Tax Integrity — extending anti-avoidance rules for circular trust distributions
The Government will extend to family trusts a specific anti-avoidance rule that applies to other closely held trusts that engage in circular trust distributions. Currently, where family trusts act as beneficiaries of each other in a ‘round robin’ arrangement, in some situations a distribution can be ultimately returned to the original trustee in a way that avoids any tax being paid on that amount.
Tax Integrity — improving the taxation of testamentary trusts
From 1 July 2019, the concessional tax rates available for minors receiving income from testamentary trusts will be limited to income derived from assets that are transferred from the deceased estate or the proceeds of the disposal or investment of those assets.
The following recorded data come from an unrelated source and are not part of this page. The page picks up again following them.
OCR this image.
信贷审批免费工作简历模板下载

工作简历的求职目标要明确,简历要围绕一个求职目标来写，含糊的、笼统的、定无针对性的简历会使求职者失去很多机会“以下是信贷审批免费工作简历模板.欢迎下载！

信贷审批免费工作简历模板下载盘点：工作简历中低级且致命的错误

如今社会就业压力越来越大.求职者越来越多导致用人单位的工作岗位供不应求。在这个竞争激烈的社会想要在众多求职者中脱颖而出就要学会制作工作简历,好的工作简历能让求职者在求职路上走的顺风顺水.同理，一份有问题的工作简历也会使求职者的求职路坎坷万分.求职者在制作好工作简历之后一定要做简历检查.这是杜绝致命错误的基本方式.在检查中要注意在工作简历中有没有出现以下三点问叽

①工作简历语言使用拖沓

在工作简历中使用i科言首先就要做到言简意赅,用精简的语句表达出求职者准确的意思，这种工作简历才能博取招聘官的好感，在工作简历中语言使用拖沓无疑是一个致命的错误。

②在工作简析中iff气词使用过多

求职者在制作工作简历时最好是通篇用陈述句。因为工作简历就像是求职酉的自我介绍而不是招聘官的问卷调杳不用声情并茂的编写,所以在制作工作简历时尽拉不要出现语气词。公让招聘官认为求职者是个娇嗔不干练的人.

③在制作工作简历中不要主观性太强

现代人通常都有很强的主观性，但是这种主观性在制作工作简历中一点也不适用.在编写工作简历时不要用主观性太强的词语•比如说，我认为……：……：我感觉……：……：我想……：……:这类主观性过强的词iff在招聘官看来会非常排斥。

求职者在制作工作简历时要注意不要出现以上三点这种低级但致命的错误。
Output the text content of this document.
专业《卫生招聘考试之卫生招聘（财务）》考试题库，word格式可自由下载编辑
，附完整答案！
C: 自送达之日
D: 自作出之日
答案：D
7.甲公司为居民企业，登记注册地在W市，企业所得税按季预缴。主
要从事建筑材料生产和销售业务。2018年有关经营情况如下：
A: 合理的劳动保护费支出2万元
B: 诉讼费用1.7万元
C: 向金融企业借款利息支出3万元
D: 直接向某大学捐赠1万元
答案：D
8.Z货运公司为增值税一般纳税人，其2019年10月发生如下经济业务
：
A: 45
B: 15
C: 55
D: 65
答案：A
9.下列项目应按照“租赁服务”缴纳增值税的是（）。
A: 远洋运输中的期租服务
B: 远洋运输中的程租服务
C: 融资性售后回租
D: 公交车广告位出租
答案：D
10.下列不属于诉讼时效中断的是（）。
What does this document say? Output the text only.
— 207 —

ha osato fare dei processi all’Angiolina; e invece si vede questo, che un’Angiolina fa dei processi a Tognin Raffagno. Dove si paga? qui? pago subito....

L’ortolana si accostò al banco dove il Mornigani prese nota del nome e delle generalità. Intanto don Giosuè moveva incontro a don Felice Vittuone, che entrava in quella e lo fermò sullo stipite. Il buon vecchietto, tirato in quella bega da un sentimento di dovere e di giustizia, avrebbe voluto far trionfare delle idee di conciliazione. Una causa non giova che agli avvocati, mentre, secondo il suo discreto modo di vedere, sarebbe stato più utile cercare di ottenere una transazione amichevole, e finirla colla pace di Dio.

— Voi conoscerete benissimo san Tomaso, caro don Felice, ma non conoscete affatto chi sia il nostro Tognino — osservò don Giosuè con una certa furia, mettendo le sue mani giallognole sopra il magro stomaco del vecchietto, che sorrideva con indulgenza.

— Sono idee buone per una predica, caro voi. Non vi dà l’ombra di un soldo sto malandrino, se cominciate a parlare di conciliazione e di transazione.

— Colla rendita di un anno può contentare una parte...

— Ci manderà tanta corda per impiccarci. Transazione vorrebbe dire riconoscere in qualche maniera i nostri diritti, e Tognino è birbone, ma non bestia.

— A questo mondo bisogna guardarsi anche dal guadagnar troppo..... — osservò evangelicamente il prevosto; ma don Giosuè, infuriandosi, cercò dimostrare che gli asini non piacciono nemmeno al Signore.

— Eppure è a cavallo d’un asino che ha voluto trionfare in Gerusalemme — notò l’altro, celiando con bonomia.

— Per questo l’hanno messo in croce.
There have been some situations where assets having no connection to the decease’s estate have been injected into the testamentary trust. From 1 July 2019 income and capital gains from such assets will be taxable to minors at the normal penalty rates.
Tax Integrity — thin capitalisation — valuation of assets and treatment of consolidated entities
The Government will tighten Australia’s thin capitalisation rules by requiring entities to align the value of their assets for thin capitalisation purposes with the value included in their financial statements.